Dünya tarihi boyunca yaşanan salgınları bilimsel olarak inceleyen bir bilim insanı olarak bizlere yol haritası çiziyor.
Yazarın “Gelecek Şoku” olarak bahsettiği, bizim ise şu anda içinde bulunduğumuz durumda acaba ne yapılmalı? Bu şoka nasıl hazırlanılmalı? Krizden çıkış yolu ne?
Buna yanıt Sherman’in son cümlesinde yer alıyor;
“Dünya olarak (1) antimikrobik ilaçları stoklamak, (2) aşı geliştirmeyi teşvik etmek ve (3) gözlem yöntemlerini arttırmak etkileri azaltmaya yarayabilir, ancak ne yazık ki bu önlemlerin hiçbiri bu etkileri yok etmez.”
Yeni virüse yeni aşı şart!
Bir pandemi (salgın) virütük bir ‘kusursuz fırtınaya’ benzer. Oluşabilmesi için olanaksız ve öngörülmeyen 3 koşulun bir araya gelmesi gerekir. Birincisi; ‘yeni’ bir grip virüsü ortaya çıkmalıdır, yani insanın bağışıklığının hiç olmadığı bir virüs.

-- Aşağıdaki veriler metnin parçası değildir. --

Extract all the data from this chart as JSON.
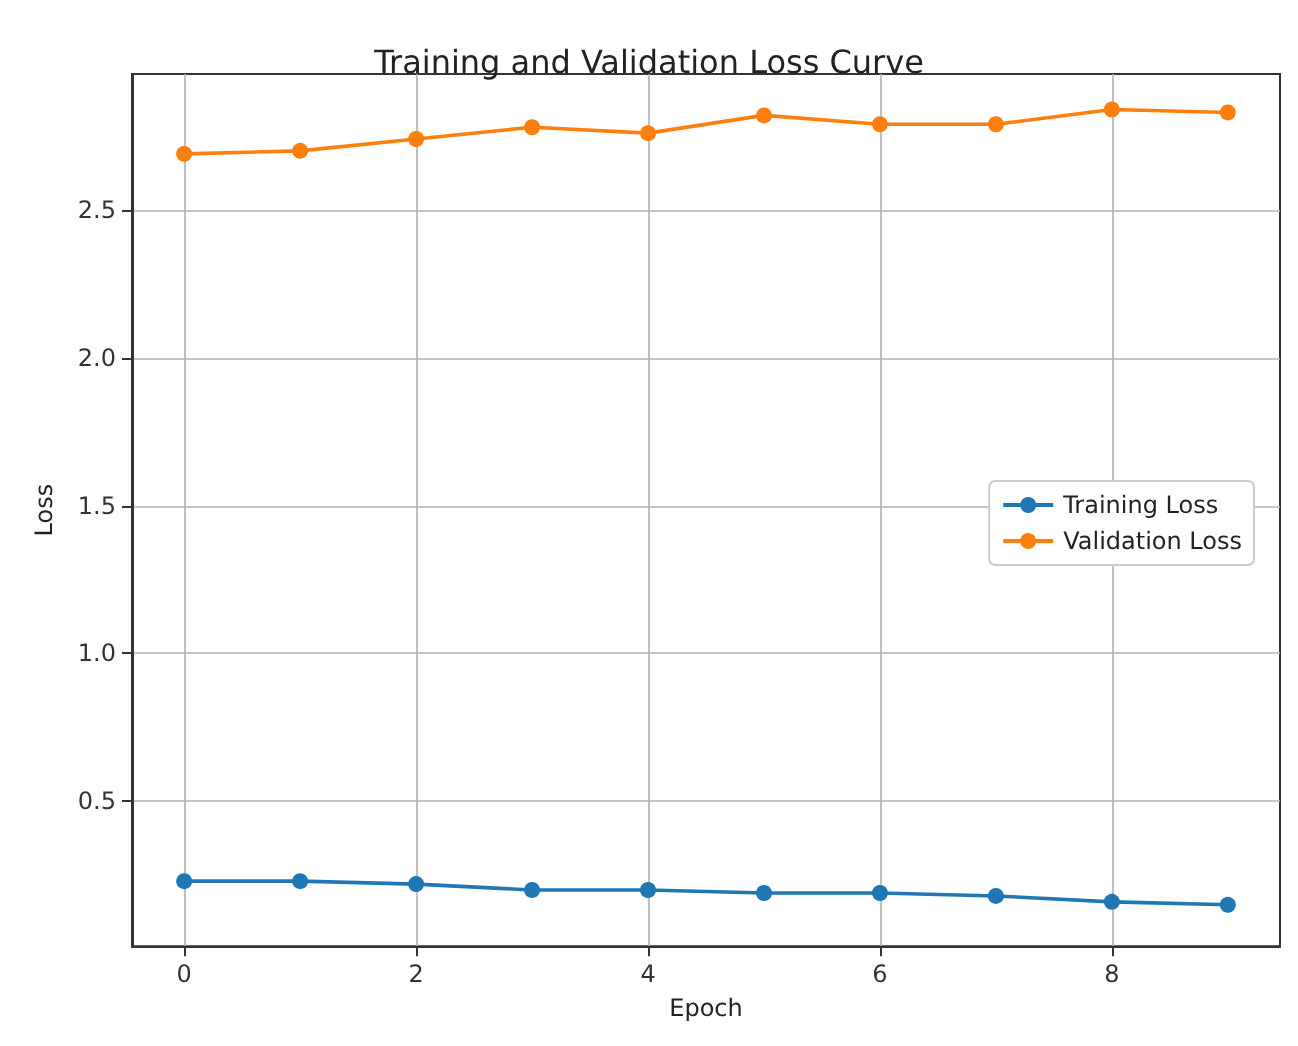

İkincisi, virüs hastalık oluşturmalıdır.
Üçüncüsü, virüs öksürme, hapşırma ve el sıkışmakla kolay hızlı bulaşabilmelidir. Virüsün nötralize edilememesi, aşı bulunsa bile, bir önceki yıl koruyucu olan bir aşının ertesi yıl etkisiz olmasına yol açar. Böylece aşı işlevini yerine getiremez. Her oluşan yeni virüse bu yüzden yeni bir aşı bulunmalıdır.

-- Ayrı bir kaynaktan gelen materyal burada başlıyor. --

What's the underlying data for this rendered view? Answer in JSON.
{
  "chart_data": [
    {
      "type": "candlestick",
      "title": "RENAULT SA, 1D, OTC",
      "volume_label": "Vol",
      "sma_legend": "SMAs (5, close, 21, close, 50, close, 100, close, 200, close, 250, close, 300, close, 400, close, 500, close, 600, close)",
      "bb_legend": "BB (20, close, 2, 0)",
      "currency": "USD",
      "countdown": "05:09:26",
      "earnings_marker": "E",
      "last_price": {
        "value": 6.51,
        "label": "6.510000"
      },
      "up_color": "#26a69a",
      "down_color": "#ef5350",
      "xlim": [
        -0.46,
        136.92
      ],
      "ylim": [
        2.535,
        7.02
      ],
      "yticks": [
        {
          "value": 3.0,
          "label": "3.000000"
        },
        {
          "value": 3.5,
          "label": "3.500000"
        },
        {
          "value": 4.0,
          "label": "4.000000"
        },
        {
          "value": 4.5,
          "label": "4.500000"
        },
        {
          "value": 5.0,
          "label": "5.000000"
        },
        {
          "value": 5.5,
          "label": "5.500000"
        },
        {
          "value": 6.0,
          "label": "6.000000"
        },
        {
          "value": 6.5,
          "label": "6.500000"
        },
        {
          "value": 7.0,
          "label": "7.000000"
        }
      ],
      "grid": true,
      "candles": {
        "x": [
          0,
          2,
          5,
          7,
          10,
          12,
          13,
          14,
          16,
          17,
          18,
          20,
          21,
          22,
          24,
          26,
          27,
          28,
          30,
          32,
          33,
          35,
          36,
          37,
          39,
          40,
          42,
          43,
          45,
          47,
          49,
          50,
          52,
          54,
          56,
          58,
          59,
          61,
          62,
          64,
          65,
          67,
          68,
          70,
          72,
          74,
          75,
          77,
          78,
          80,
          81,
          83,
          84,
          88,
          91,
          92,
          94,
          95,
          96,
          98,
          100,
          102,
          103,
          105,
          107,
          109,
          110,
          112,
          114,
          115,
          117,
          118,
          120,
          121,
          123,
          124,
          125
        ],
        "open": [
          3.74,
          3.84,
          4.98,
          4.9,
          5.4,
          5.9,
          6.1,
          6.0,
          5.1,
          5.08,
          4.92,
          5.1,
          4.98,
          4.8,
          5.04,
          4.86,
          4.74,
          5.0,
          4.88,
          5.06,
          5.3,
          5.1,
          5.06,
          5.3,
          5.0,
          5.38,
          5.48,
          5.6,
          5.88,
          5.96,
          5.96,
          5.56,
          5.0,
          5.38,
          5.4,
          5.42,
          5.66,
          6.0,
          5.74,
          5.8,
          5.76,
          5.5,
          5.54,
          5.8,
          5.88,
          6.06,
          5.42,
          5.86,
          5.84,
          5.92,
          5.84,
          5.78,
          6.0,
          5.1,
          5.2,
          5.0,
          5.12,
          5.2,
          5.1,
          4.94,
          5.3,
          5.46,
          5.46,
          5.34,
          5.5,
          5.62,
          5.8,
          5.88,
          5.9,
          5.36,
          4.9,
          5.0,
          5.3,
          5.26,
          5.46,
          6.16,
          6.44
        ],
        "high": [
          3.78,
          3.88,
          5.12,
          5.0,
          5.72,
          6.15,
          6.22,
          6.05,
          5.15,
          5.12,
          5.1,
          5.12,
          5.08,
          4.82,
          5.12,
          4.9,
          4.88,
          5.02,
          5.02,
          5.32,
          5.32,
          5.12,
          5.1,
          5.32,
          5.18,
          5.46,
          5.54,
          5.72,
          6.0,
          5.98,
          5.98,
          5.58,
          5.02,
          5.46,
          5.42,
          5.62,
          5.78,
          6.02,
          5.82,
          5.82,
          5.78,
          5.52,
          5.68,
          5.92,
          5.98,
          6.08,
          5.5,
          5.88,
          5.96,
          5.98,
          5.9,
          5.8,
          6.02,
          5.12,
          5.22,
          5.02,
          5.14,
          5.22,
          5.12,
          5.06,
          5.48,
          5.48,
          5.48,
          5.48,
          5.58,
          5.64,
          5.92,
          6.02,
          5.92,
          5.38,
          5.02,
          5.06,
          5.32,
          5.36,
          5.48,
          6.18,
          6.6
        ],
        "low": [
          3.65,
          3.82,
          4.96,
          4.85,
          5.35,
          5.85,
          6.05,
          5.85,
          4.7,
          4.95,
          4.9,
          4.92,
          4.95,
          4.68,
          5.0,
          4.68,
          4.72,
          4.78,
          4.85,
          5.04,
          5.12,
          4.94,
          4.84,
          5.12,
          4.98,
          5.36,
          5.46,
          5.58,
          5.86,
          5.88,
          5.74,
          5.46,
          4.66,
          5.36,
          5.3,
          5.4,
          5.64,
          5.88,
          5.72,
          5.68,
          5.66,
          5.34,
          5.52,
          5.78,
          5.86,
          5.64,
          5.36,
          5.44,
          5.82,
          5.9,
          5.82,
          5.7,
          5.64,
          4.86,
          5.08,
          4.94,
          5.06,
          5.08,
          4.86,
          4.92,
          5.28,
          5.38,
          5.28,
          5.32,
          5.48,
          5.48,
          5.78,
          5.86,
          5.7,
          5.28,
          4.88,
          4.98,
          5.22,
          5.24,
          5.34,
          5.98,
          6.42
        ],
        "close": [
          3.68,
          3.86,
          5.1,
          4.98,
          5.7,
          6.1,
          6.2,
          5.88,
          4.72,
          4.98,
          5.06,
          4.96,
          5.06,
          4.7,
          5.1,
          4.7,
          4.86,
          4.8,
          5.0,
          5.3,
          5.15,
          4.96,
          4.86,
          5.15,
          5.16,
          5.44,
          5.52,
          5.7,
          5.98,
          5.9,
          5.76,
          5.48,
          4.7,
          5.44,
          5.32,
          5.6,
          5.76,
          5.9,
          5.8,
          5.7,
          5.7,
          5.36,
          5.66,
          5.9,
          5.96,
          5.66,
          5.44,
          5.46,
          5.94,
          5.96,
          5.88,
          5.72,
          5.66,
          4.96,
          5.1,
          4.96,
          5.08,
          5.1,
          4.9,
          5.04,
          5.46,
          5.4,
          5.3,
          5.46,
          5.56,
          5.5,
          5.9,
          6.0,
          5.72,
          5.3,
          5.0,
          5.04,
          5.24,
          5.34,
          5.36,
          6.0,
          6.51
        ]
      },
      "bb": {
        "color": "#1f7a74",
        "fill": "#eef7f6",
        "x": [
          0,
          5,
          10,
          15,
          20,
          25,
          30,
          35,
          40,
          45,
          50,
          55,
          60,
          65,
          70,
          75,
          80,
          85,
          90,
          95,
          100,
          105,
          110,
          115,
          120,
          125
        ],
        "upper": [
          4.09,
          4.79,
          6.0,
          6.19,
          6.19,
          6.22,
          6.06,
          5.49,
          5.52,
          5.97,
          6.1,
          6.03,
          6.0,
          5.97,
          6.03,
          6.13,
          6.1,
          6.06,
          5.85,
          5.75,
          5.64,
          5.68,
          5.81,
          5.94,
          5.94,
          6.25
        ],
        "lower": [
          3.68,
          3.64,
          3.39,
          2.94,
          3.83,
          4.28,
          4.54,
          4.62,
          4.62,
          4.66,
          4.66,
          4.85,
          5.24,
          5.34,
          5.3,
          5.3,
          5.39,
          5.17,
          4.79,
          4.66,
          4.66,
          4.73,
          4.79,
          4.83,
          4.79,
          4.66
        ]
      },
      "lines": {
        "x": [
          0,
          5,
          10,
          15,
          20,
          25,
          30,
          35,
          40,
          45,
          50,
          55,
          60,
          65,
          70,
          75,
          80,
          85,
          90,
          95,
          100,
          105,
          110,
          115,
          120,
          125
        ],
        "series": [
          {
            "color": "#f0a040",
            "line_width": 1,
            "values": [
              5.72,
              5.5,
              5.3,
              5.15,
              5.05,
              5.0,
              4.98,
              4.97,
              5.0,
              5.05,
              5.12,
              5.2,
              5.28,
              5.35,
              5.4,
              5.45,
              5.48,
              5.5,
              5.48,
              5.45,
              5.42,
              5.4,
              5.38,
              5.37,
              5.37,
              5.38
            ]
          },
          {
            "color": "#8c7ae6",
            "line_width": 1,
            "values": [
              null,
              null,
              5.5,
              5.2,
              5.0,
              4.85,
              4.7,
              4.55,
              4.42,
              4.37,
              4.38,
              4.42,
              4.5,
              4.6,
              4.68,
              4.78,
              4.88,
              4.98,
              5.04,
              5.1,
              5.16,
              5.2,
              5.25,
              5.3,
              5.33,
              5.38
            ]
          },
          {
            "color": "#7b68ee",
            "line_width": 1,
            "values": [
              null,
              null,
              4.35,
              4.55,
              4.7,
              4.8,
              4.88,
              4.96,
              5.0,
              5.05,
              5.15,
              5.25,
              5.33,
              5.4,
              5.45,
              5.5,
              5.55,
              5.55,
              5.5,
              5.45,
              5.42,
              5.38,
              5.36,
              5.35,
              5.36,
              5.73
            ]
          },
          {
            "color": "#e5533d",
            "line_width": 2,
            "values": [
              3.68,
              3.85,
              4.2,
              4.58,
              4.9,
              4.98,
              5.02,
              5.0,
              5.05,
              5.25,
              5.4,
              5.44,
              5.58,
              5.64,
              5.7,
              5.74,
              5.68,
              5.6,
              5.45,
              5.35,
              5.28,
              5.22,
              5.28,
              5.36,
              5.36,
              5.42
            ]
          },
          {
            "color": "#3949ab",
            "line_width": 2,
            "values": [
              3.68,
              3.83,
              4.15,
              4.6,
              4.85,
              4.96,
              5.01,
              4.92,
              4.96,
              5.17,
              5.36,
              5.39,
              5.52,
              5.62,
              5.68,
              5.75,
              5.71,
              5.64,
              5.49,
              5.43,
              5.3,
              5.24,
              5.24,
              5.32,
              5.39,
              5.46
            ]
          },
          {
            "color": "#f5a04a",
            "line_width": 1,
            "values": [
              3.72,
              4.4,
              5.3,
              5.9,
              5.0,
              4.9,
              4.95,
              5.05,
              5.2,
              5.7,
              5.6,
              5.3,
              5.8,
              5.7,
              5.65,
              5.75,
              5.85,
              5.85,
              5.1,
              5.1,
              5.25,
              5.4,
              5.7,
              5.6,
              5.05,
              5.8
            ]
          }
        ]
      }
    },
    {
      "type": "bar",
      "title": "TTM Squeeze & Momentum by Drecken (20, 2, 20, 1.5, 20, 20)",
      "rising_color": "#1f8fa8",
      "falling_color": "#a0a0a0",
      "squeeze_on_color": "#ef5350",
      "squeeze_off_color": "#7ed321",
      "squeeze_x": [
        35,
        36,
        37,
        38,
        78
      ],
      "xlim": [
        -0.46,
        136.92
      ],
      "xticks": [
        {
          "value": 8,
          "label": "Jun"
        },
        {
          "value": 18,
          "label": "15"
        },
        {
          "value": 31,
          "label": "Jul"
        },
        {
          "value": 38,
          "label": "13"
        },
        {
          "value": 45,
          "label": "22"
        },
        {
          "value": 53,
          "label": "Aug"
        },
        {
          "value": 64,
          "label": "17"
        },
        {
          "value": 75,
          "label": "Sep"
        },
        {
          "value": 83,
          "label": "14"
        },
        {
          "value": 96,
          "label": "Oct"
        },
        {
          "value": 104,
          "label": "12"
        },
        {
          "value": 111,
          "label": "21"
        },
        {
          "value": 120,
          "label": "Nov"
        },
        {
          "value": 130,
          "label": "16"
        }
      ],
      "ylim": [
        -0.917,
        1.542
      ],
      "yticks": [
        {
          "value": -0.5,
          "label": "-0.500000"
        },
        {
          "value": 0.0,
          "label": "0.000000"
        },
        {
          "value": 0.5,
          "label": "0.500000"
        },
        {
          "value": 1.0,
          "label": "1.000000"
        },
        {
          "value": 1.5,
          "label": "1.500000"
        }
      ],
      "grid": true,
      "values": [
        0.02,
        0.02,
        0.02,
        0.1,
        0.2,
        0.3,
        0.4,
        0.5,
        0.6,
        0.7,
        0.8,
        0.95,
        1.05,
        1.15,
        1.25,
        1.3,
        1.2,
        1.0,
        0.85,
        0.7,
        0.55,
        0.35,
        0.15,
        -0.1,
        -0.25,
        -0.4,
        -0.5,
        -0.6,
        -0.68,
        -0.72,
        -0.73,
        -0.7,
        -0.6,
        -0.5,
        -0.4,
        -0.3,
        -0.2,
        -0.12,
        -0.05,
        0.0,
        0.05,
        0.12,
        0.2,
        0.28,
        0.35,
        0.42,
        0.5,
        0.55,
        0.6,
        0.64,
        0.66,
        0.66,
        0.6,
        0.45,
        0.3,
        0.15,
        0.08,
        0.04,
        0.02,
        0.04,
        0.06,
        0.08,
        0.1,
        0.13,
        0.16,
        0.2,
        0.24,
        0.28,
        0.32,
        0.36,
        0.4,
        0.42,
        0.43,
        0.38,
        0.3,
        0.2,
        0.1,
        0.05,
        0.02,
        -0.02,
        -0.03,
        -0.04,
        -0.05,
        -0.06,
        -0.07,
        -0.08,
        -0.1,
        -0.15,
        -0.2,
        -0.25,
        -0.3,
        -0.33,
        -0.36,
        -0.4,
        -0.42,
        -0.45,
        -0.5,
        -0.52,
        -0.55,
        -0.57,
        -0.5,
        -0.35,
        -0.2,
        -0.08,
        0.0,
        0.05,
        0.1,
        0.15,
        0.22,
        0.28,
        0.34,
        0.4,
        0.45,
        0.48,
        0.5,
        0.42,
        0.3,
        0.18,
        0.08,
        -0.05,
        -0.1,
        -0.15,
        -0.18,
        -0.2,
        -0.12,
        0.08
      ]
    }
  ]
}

Salgınlar ne zaman başladı?
Tıbbın babası Hippokrates, MÖ 412 gibi hayli erken bir tarihte bir grip salgınından bahseder. 15. yüzyılda, soğuk bir rüzgarın bir salgın etkisi yarattığına inanılan İtalya’da hastalık influenza di fredo (soğuğun etkisi) olarak adlandırılmıştır. Detaylı kayıtlarına ulaşılabilen ilk salgın 1580 tarihlidir; bu salgın Asya’da (!) başlamış daha sonra şehirlerde çok sayıda ölümün görüldüğü Avrupa’ya geçmiştir.
1918 grip salgını ise halen dünyanın en büyük toplum sağlığı felaketlerinden biri olarak kabul edilir. Kimilerine göre bu, 20. yüzyıldaki kitle imha silahıdır.